Le F.-A.-Gauthier, un navire pour mémoire
VICTORIAVILLE. Des 700 propositions qu’elle a reçues pour le nom du nouveau navire offrant le service de traverse entre Matane-Baie-Comeau et Godbout, c’est celle du Victoriavillois Michel Patry que la Société des traversiers du Québec a été retenue. Le traversier portera le nom de son grand-père, le F.-A.-Gauthier. Lui et sa mère, Marguerite Patry, fille de Félix-Adrien Gauthier, sont allés à la rencontre de ce gros et grand navire arrivé à Baie-Comeau le mois dernier, sorti tout droit des chantiers de la compagnie Fincantieri.

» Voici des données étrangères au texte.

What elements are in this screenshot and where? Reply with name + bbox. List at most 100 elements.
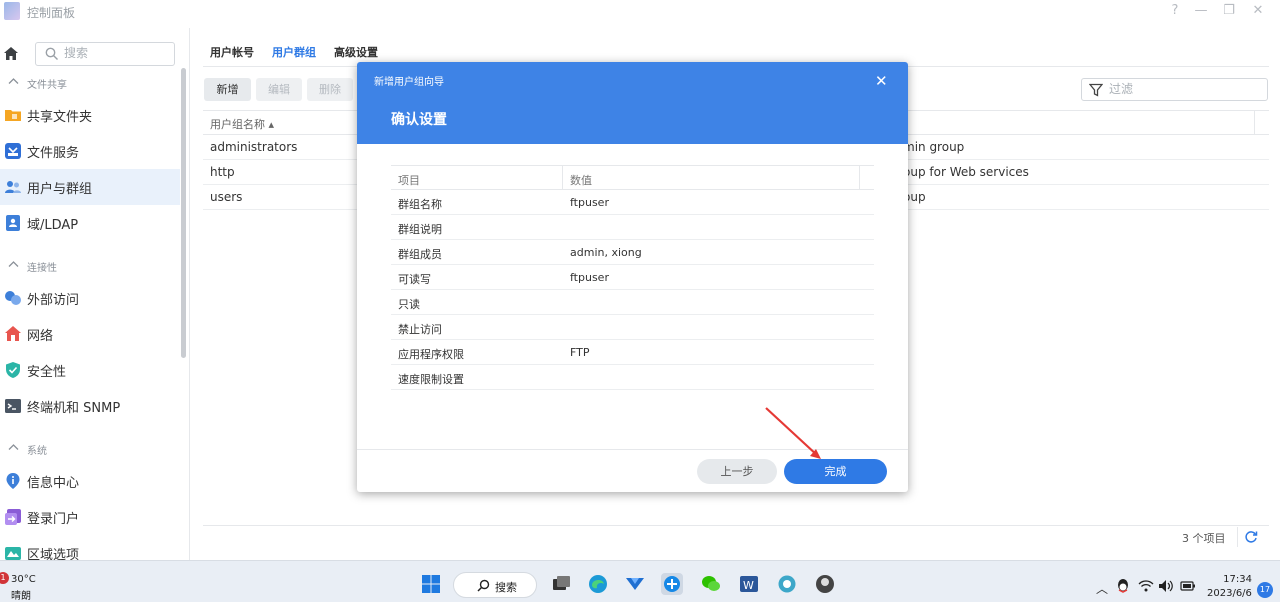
section-label: 连接性 xyxy=(27,263,57,274)
chevron-up-icon xyxy=(8,78,19,84)
section-connectivity[interactable]: 连接性 xyxy=(0,254,180,278)
setting-value: FTP xyxy=(570,346,590,359)
sidebar-item-network[interactable]: 网络 xyxy=(0,316,180,352)
confirm-row: 禁止访问 xyxy=(391,315,874,340)
tab-user-accounts[interactable]: 用户帐号 xyxy=(210,44,254,60)
sidebar-item-shared-folder[interactable]: 共享文件夹 xyxy=(0,97,180,133)
qq-icon[interactable] xyxy=(1116,578,1130,594)
home-button[interactable] xyxy=(0,40,22,66)
search-icon xyxy=(477,579,490,592)
external-access-icon xyxy=(5,291,21,305)
taskbar-search[interactable]: 搜索 xyxy=(453,572,537,598)
word-icon[interactable]: W xyxy=(738,573,760,595)
app-avatar-icon[interactable] xyxy=(814,573,836,595)
sidebar-scrollbar[interactable] xyxy=(181,68,186,358)
file-services-icon xyxy=(5,143,21,159)
footer-divider xyxy=(203,525,1269,526)
section-label: 系统 xyxy=(27,446,47,457)
home-icon xyxy=(4,46,18,60)
setting-item: 应用程序权限 xyxy=(398,348,464,361)
weather-temperature[interactable]: 30°C xyxy=(11,574,36,585)
setting-item: 速度限制设置 xyxy=(398,373,464,386)
edit-button[interactable]: 编辑 xyxy=(256,78,302,101)
add-button[interactable]: 新增 xyxy=(204,78,251,101)
confirm-row: 速度限制设置 xyxy=(391,365,874,390)
column-header-group-name[interactable]: 用户组名称 ▴ xyxy=(210,116,274,132)
section-label: 文件共享 xyxy=(27,80,67,91)
chevron-up-icon xyxy=(8,261,19,267)
confirm-row: 可读写 ftpuser xyxy=(391,265,874,290)
sidebar-item-users-groups[interactable]: 用户与群组 xyxy=(0,169,180,205)
group-name: administrators xyxy=(210,140,298,154)
shield-icon xyxy=(6,362,20,378)
login-portal-icon xyxy=(5,509,21,525)
confirm-table-header: 项目 数值 xyxy=(391,165,874,190)
window-title: 控制面板 xyxy=(27,6,76,20)
section-file-sharing[interactable]: 文件共享 xyxy=(0,71,180,95)
tab-user-groups[interactable]: 用户群组 xyxy=(272,44,316,60)
setting-item: 群组成员 xyxy=(398,248,442,261)
filter-box[interactable] xyxy=(1081,78,1268,101)
weather-condition[interactable]: 晴朗 xyxy=(11,587,31,602)
sidebar-item-external-access[interactable]: 外部访问 xyxy=(0,280,180,316)
sidebar-item-label: 网络 xyxy=(27,329,54,344)
battery-icon[interactable] xyxy=(1180,579,1196,593)
window-titlebar: 控制面板 ? — ❐ ✕ xyxy=(0,0,1280,28)
users-icon xyxy=(5,181,21,193)
column-header-value: 数值 xyxy=(570,174,592,187)
sidebar-item-label: 文件服务 xyxy=(27,146,80,161)
sidebar-item-login-portal[interactable]: 登录门户 xyxy=(0,499,180,535)
sidebar-item-label: 信息中心 xyxy=(27,476,80,491)
edge-dev-icon[interactable] xyxy=(661,573,683,595)
column-header-item: 项目 xyxy=(398,174,420,187)
sidebar-search[interactable] xyxy=(35,42,175,66)
sidebar-item-regional-options[interactable]: 区域选项 xyxy=(0,535,180,560)
refresh-icon[interactable] xyxy=(1244,530,1258,544)
delete-button[interactable]: 删除 xyxy=(307,78,353,101)
sidebar-item-info-center[interactable]: 信息中心 xyxy=(0,463,180,499)
sidebar-item-file-services[interactable]: 文件服务 xyxy=(0,133,180,169)
terminal-icon xyxy=(5,399,21,413)
sidebar-item-label: 外部访问 xyxy=(27,293,80,308)
weather-badge: 1 xyxy=(0,572,9,584)
feedback-hub-icon[interactable] xyxy=(776,573,798,595)
sidebar-item-label: 共享文件夹 xyxy=(27,110,93,125)
sidebar-item-label: 区域选项 xyxy=(27,548,80,560)
wifi-icon[interactable] xyxy=(1138,579,1154,592)
group-name: users xyxy=(210,190,243,204)
help-button[interactable]: ? xyxy=(1165,3,1185,21)
section-system[interactable]: 系统 xyxy=(0,437,180,461)
setting-value: admin, xiong xyxy=(570,246,642,259)
restore-button[interactable]: ❐ xyxy=(1219,3,1239,21)
app-icon[interactable] xyxy=(624,573,646,595)
edge-browser-icon[interactable] xyxy=(587,573,609,595)
close-window-button[interactable]: ✕ xyxy=(1248,3,1268,21)
taskbar: 1 30°C 晴朗 搜索 W ︿ 17:34 2023/6/6 17 xyxy=(0,560,1280,602)
volume-icon[interactable] xyxy=(1158,579,1174,593)
filter-input[interactable] xyxy=(1109,82,1259,96)
sidebar-item-label: 安全性 xyxy=(27,365,67,380)
wechat-icon[interactable] xyxy=(700,573,722,595)
setting-item: 可读写 xyxy=(398,273,431,286)
dialog-subtitle: 新增用户组向导 xyxy=(374,77,444,88)
windows-start-icon[interactable] xyxy=(420,573,442,595)
sidebar-item-domain-ldap[interactable]: 域/LDAP xyxy=(0,205,180,241)
tray-expand-icon[interactable]: ︿ xyxy=(1096,580,1108,597)
domain-icon xyxy=(6,215,20,231)
clock-date[interactable]: 2023/6/6 xyxy=(1207,588,1252,599)
setting-value: ftpuser xyxy=(570,271,609,284)
group-description: min group xyxy=(903,140,965,154)
sidebar-item-terminal-snmp[interactable]: 终端机和 SNMP xyxy=(0,388,180,424)
tab-advanced-settings[interactable]: 高级设置 xyxy=(334,44,378,60)
network-home-icon xyxy=(5,326,21,341)
sidebar-item-security[interactable]: 安全性 xyxy=(0,352,180,388)
notification-badge[interactable]: 17 xyxy=(1257,582,1273,598)
confirm-row: 应用程序权限 FTP xyxy=(391,340,874,365)
minimize-button[interactable]: — xyxy=(1191,3,1211,21)
clock-time[interactable]: 17:34 xyxy=(1222,574,1252,585)
task-view-icon[interactable] xyxy=(550,573,572,595)
filter-icon xyxy=(1089,83,1103,97)
sidebar-item-label: 用户与群组 xyxy=(27,182,93,197)
close-icon[interactable]: ✕ xyxy=(875,72,888,90)
sidebar-search-input[interactable] xyxy=(64,46,169,60)
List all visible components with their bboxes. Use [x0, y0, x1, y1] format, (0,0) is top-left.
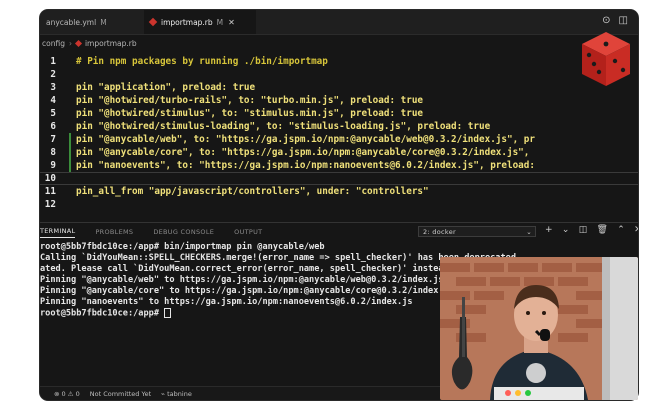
code-line[interactable]: 11 pin_all_from "app/javascript/controlle… — [40, 185, 638, 198]
code-line[interactable]: 7 pin "@anycable/web", to: "https://ga.js… — [40, 133, 638, 146]
tab-label: importmap.rb — [161, 17, 213, 27]
terminal-prompt[interactable]: root@5bb7fbdc10ce:/app# — [40, 308, 172, 319]
terminal-select[interactable]: 2: docker ⌄ — [418, 226, 536, 237]
tab-label: anycable.yml — [46, 17, 97, 27]
problems-status[interactable]: ⊗ 0 ⚠ 0 — [54, 390, 80, 398]
terminal-cursor — [164, 308, 172, 318]
split-terminal-icon[interactable]: ◫ — [579, 225, 588, 235]
dice-logo-icon — [582, 32, 630, 86]
webcam-overlay-image — [440, 257, 638, 400]
code-line[interactable]: 8 pin "@anycable/core", to: "https://ga.j… — [40, 146, 638, 159]
terminal-line: Pinning "nanoevents" to https://ga.jspm.… — [40, 297, 413, 307]
code-line-current[interactable]: 10 — [40, 172, 638, 185]
panel-actions: + ⌄ ◫ 🗑 ⌃ ✕ — [545, 225, 638, 235]
chevron-down-icon: ⌄ — [526, 228, 532, 236]
close-panel-icon[interactable]: ✕ — [634, 225, 638, 235]
modified-badge: M — [100, 17, 107, 27]
terminal-line: root@5bb7fbdc10ce:/app# bin/importmap pi… — [40, 242, 325, 252]
terminal-line: Pinning "@anycable/web" to https://ga.js… — [40, 275, 444, 285]
breadcrumb-folder[interactable]: config — [42, 39, 65, 48]
code-line[interactable]: 5 pin "@hotwired/stimulus", to: "stimulus… — [40, 107, 638, 120]
terminal-line: Pinning "@anycable/core" to https://ga.j… — [40, 286, 454, 296]
modified-badge: M — [216, 17, 224, 27]
chevron-down-icon[interactable]: ⌄ — [562, 225, 570, 235]
chevron-up-icon[interactable]: ⌃ — [617, 225, 625, 235]
code-line[interactable]: 12 — [40, 198, 638, 211]
tab-importmap-rb[interactable]: importmap.rb M ✕ — [144, 10, 256, 34]
git-added-marker — [69, 146, 71, 159]
trash-icon[interactable]: 🗑 — [597, 225, 609, 235]
ruby-file-icon — [148, 17, 158, 27]
ruby-file-icon — [74, 39, 82, 47]
tab-debug-console[interactable]: DEBUG CONSOLE — [153, 228, 214, 236]
tab-output[interactable]: OUTPUT — [234, 228, 262, 236]
git-blame-status[interactable]: Not Committed Yet — [90, 390, 151, 398]
chevron-right-icon: › — [68, 38, 72, 48]
code-line[interactable]: 2 — [40, 68, 638, 81]
code-line[interactable]: 1 # Pin npm packages by running ./bin/imp… — [40, 55, 638, 68]
add-terminal-icon[interactable]: + — [545, 225, 553, 235]
tab-terminal[interactable]: TERMINAL — [40, 227, 76, 238]
terminal-select-value: 2: docker — [423, 227, 456, 236]
panel-tabs: TERMINAL PROBLEMS DEBUG CONSOLE OUTPUT 2… — [40, 222, 638, 241]
close-icon[interactable]: ✕ — [228, 18, 235, 27]
tab-bar: anycable.yml M importmap.rb M ✕ ⊙ ◫ — [40, 10, 638, 35]
code-editor[interactable]: 1 # Pin npm packages by running ./bin/imp… — [40, 55, 638, 225]
git-added-marker — [69, 133, 71, 146]
code-line[interactable]: 9 pin "nanoevents", to: "https://ga.jspm.… — [40, 159, 638, 172]
split-editor-icon[interactable]: ◫ — [619, 15, 628, 26]
breadcrumb-file[interactable]: importmap.rb — [85, 39, 137, 48]
extension-status[interactable]: ⌁ tabnine — [161, 390, 192, 398]
tab-anycable-yml[interactable]: anycable.yml M — [40, 10, 144, 34]
tab-actions: ⊙ ◫ — [602, 15, 628, 26]
code-line[interactable]: 3 pin "application", preload: true — [40, 81, 638, 94]
git-added-marker — [69, 159, 71, 172]
prompt-text: root@5bb7fbdc10ce:/app# — [40, 308, 165, 319]
code-line[interactable]: 6 pin "@hotwired/stimulus-loading", to: "… — [40, 120, 638, 133]
breadcrumb: config › importmap.rb — [40, 35, 638, 51]
compare-icon[interactable]: ⊙ — [602, 15, 610, 26]
tab-problems[interactable]: PROBLEMS — [95, 228, 133, 236]
terminal-line: ated. Please call `DidYouMean.correct_er… — [40, 264, 454, 274]
code-line[interactable]: 4 pin "@hotwired/turbo-rails", to: "turbo… — [40, 94, 638, 107]
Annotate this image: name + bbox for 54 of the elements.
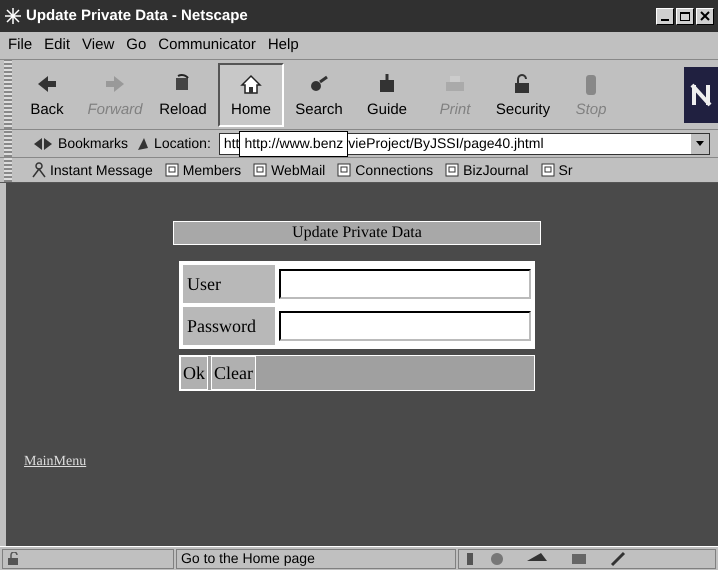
form-button[interactable]: Ok xyxy=(180,356,208,390)
toolbar-button[interactable]: Search xyxy=(286,62,352,126)
close-button[interactable] xyxy=(696,8,714,24)
main-menu-link[interactable]: MainMenu xyxy=(24,451,86,472)
menu-item[interactable]: View xyxy=(82,34,114,57)
dropdown-button[interactable] xyxy=(691,134,709,154)
location-field[interactable]: htt http://www.benz vieProject/ByJSSI/page40.jhtml xyxy=(218,132,710,154)
bookmark-link[interactable]: Instant Message xyxy=(32,160,153,180)
text-input[interactable] xyxy=(279,311,531,341)
toolbar-button[interactable]: Guide xyxy=(354,62,420,126)
letter-n-icon xyxy=(689,82,713,108)
window-title: Update Private Data - Netscape xyxy=(26,6,248,26)
toolbar-button[interactable]: Back xyxy=(14,62,80,126)
menu-item[interactable]: Go xyxy=(126,34,146,57)
padlock-icon[interactable] xyxy=(7,552,21,566)
app-icon xyxy=(4,7,22,25)
bookmark-link[interactable]: BizJournal xyxy=(445,160,528,180)
menu-item[interactable]: Communicator xyxy=(158,34,256,57)
maximize-button[interactable] xyxy=(676,8,694,24)
minimize-button[interactable] xyxy=(656,8,674,24)
toolbar-button[interactable]: Security xyxy=(490,62,556,126)
close-icon xyxy=(700,11,710,21)
toolbar-button[interactable]: Home xyxy=(218,62,284,126)
field-label: Password xyxy=(183,307,275,345)
toolbar-button[interactable]: Reload xyxy=(150,62,216,126)
menu-item[interactable]: File xyxy=(8,34,32,57)
maximize-icon xyxy=(680,12,690,20)
bookmark-page-icon xyxy=(253,163,268,177)
bookmark-arrows-icon xyxy=(32,136,54,152)
location-label: Location: xyxy=(154,134,211,153)
menu-item[interactable]: Help xyxy=(268,34,299,57)
toolbar-grip[interactable] xyxy=(4,158,12,182)
bookmark-link[interactable]: Sr xyxy=(540,160,572,180)
bookmark-page-icon xyxy=(164,163,179,177)
bookmark-page-icon xyxy=(445,163,460,177)
bookmarks-button[interactable]: Bookmarks xyxy=(32,133,128,154)
toolbar-grip[interactable] xyxy=(4,60,12,129)
bookmark-page-icon xyxy=(337,163,352,177)
status-message: Go to the Home page xyxy=(176,548,456,568)
bookmark-page-icon xyxy=(540,163,554,177)
form-button[interactable]: Clear xyxy=(211,356,256,390)
url-tooltip: http://www.benz xyxy=(239,130,348,156)
minimize-icon xyxy=(661,19,669,21)
bookmark-link[interactable]: Connections xyxy=(337,160,434,180)
bookmark-link[interactable]: WebMail xyxy=(253,160,326,180)
caret-icon xyxy=(696,141,704,146)
netscape-logo[interactable] xyxy=(684,66,718,122)
menu-item[interactable]: Edit xyxy=(44,34,70,57)
person-icon xyxy=(32,162,46,178)
text-input[interactable] xyxy=(279,269,531,299)
toolbar-grip[interactable] xyxy=(4,130,12,157)
bookmark-link[interactable]: Members xyxy=(164,160,242,180)
field-label: User xyxy=(183,265,275,303)
form-heading: Update Private Data xyxy=(173,221,541,245)
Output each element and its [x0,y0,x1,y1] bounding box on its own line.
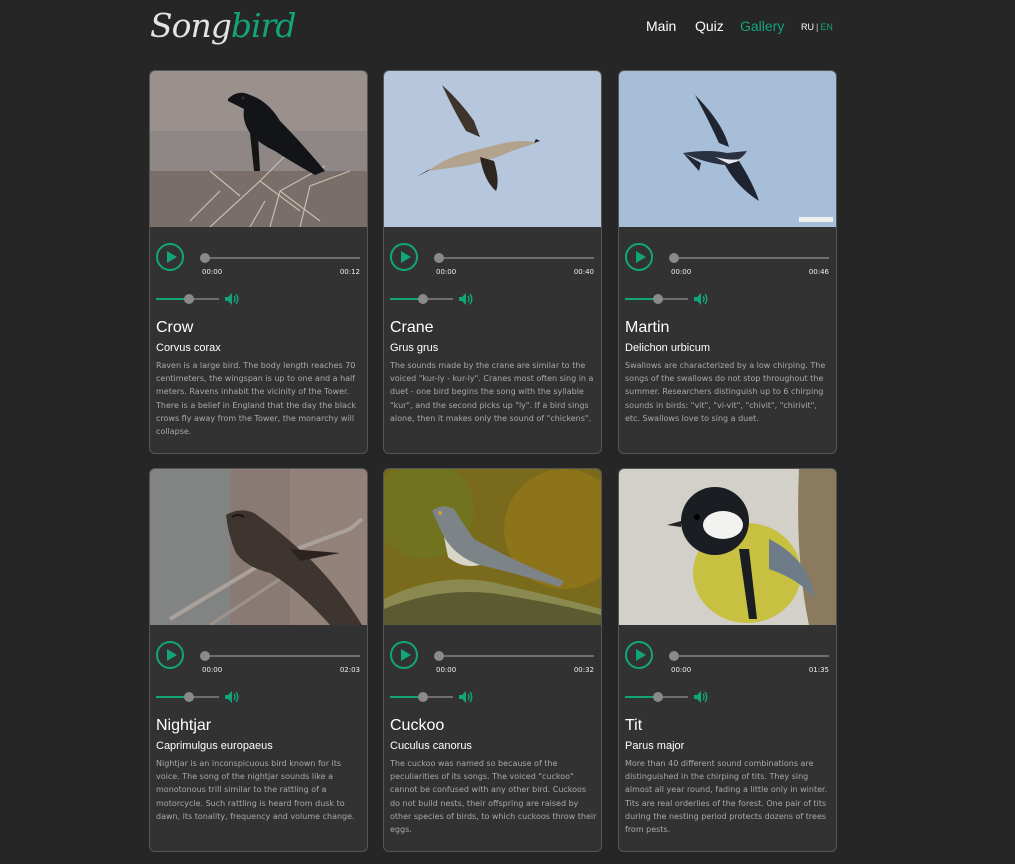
header: Songbird Main Quiz Gallery RU | EN [0,0,1015,52]
volume-slider-fill[interactable] [390,696,418,698]
current-time: 00:00 [202,268,223,276]
volume-icon[interactable] [693,292,709,306]
bird-card-nightjar: 00:00 02:03 Nightjar Caprimulgus europae… [149,468,368,852]
language-switcher: RU | EN [801,22,833,32]
play-button[interactable] [156,641,184,669]
volume-handle[interactable] [653,294,663,304]
play-button[interactable] [156,243,184,271]
current-time: 00:00 [436,666,457,674]
bird-description: Raven is a large bird. The body length r… [156,361,357,437]
bird-name: Martin [625,319,670,336]
progress-bar[interactable] [436,257,594,259]
bird-name: Cuckoo [390,717,445,734]
bird-photo-tit [619,469,836,625]
volume-slider-fill[interactable] [390,298,418,300]
volume-slider-fill[interactable] [156,298,184,300]
volume-slider-fill[interactable] [625,298,653,300]
volume-icon[interactable] [458,690,474,704]
duration: 00:12 [339,268,360,276]
progress-handle[interactable] [434,253,444,263]
bird-card-crane: 00:00 00:40 Crane Grus grus The sounds m… [383,70,602,454]
volume-handle[interactable] [418,692,428,702]
progress-handle[interactable] [200,651,210,661]
progress-handle[interactable] [434,651,444,661]
bird-photo-cuckoo [384,469,601,625]
progress-bar[interactable] [202,257,360,259]
volume-slider-fill[interactable] [156,696,184,698]
bird-photo-martin [619,71,836,227]
bird-name: Tit [625,717,643,734]
bird-card-crow: 00:00 00:12 Crow Corvus corax Raven is a… [149,70,368,454]
bird-description: Swallows are characterized by a low chir… [625,361,826,423]
bird-latin-name: Delichon urbicum [625,342,710,354]
current-time: 00:00 [202,666,223,674]
bird-photo-nightjar [150,469,367,625]
logo-text-bird: bird [230,6,297,45]
lang-ru[interactable]: RU [801,22,814,32]
progress-handle[interactable] [669,651,679,661]
current-time: 00:00 [436,268,457,276]
bird-latin-name: Corvus corax [156,342,221,354]
progress-bar[interactable] [202,655,360,657]
bird-name: Nightjar [156,717,212,734]
lang-en[interactable]: EN [820,22,833,32]
bird-name: Crane [390,319,434,336]
play-button[interactable] [625,243,653,271]
duration: 00:40 [573,268,594,276]
nav-quiz[interactable]: Quiz [695,18,724,34]
volume-icon[interactable] [224,292,240,306]
bird-name: Crow [156,319,194,336]
bird-description: Nightjar is an inconspicuous bird known … [156,759,355,821]
bird-description: The cuckoo was named so because of the p… [390,759,597,835]
progress-bar[interactable] [671,655,829,657]
play-button[interactable] [625,641,653,669]
progress-bar[interactable] [671,257,829,259]
logo-text-song: Song [150,6,232,45]
volume-handle[interactable] [184,692,194,702]
duration: 00:46 [808,268,829,276]
bird-photo-crow [150,71,367,227]
lang-separator: | [816,22,819,32]
play-button[interactable] [390,243,418,271]
volume-handle[interactable] [184,294,194,304]
bird-latin-name: Parus major [625,740,685,752]
volume-icon[interactable] [693,690,709,704]
volume-slider-fill[interactable] [625,696,653,698]
volume-handle[interactable] [418,294,428,304]
bird-card-tit: 00:00 01:35 Tit Parus major More than 40… [618,468,837,852]
bird-latin-name: Cuculus canorus [390,740,472,752]
bird-description: The sounds made by the crane are similar… [390,361,594,423]
progress-bar[interactable] [436,655,594,657]
duration: 01:35 [808,666,829,674]
nav-gallery[interactable]: Gallery [740,18,784,34]
bird-latin-name: Grus grus [390,342,439,354]
current-time: 00:00 [671,666,692,674]
logo[interactable]: Songbird [150,6,297,45]
bird-description: More than 40 different sound combination… [625,759,828,835]
current-time: 00:00 [671,268,692,276]
bird-photo-crane [384,71,601,227]
progress-handle[interactable] [669,253,679,263]
play-button[interactable] [390,641,418,669]
progress-handle[interactable] [200,253,210,263]
volume-icon[interactable] [224,690,240,704]
nav-main[interactable]: Main [646,18,676,34]
bird-card-martin: 00:00 00:46 Martin Delichon urbicum Swal… [618,70,837,454]
bird-latin-name: Caprimulgus europaeus [156,740,273,752]
bird-card-cuckoo: 00:00 00:32 Cuckoo Cuculus canorus The c… [383,468,602,852]
volume-icon[interactable] [458,292,474,306]
duration: 00:32 [573,666,594,674]
volume-handle[interactable] [653,692,663,702]
duration: 02:03 [339,666,360,674]
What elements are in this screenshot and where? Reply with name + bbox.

Et ils retourneront là-bas pour la cérémonie du baptême du traversier, lequel devrait transporter ses premiers passages quelque part en juillet.
Ce bateau a, entre autres, la particularité d’être le premier en Amérique du Nord à carburer au gaz naturel liquéfié.
Pour une bonne quarantaine d’années, c’est la mémoire de leur père et grand-père qui, pour Marguerite et Michel, flottera sur le Saint-Laurent. Ils en éprouvent une grande fierté, se disant, l’un et l’autre, que l’hommage est mérité… même si l’homme ne recherchait jamais les feux de la rampe.
Félix-Adrien Gauthier n’était peut-être pas un capitaine de bateau, souligne Michel, mais c’est lui qui a été l’instigateur et le promoteur du premier lien fluvial entre la Gaspésie et la Côte-Nord.
Entrepreneur, commerçant et maire de Matane (de 1960 à 1963), il a su mener à «bon port» une opération visant à créer la compagnie de navigation Traverse Matane-Godbout en 1959, parvenant à persuader une dizaine d’hommes d’affaires d’investir dans la construction d’un premier bateau, le N.-A.-Comeau en 1962 et d’un deuxième, le Sieur D’Amours en 1966.
D’emblée, Marguerite Gauthier- Patry parle avec affection et enthousiasme de l’homme et de l’entrepreneur que fut son père (1900-1983). «Je l’adorais!», dit la dame de 84 ans.
Elle évoque son jugement à toute épreuve, ses qualités de rassembleur. «Il était très exigeant, pour lui et pour les autres. Il acceptait les erreurs, jamais la bêtise», dit-elle. Et il a cultivé un féminisme d’avant-garde.
Elle se souvient de cette époque difficile au cours desquelles les deux grosses compagnies américaines de Matane avaient fermé leurs portes. C’était dans les années 1950. Elle parle des démarches que son père avait entreprises auprès du gouvernement fédéral pour obtenir un service de traversier, un lien entre les deux rives du Saint-Laurent, tout aussi commercial que vital.
Mais c’est sans subvention que M. Gauthier et les investisseurs qu’il avait réussi à convaincre ont fait construire le premier bateau.
Marié à Marie-Laure Saindon, M. Gauthier a eu quatre enfants, dont Marguerite, la troisième de la famille.
Margot, comme on l’appelle familièrement, s’est installée à Victoriaville en 1962 avec son époux, le chirurgien Paul-Émile Patry. Elle avait quitté Matane dès l’âge de 11 ans pour étudier à Bellevue. Le couple a vécu à Québec et en Angleterre et a mis au monde quatre enfants, Marie, Louise, Paul et Michel.
Plus haut, plus gros
Les descendants de M. Gauthier disent qu’en voyant l’immense navire, ils ont pu prendre la mesure du chemin parcouru en un demi-siècle.
«J’étais émue. Je voyais papa et je me disais qu’on était rendu loin dans la réalisation du projet de toute une région. Il a fallu des gens qui se relaient pour y parvenir!»
Parcourant la fiche technique du navire qui remplacera le Camille-Marcoux, Michel Patry rappelle que le premier bateau construit au coût de 800 000 $ pouvait transporter 100 passagers et 38 véhicules. Le deuxième en a coûté 2 millions $ et le Camille-Marcoux, mis à l’eau en 1976, a nécessité un investissement de 12 millions $.
Le F.-A.-Gauthier, bâti au coût de 148 millions $, transportera plus de passagers (800 au lieu de 600) et plus de véhicules (180 au lieu de 120) que son prédécesseur.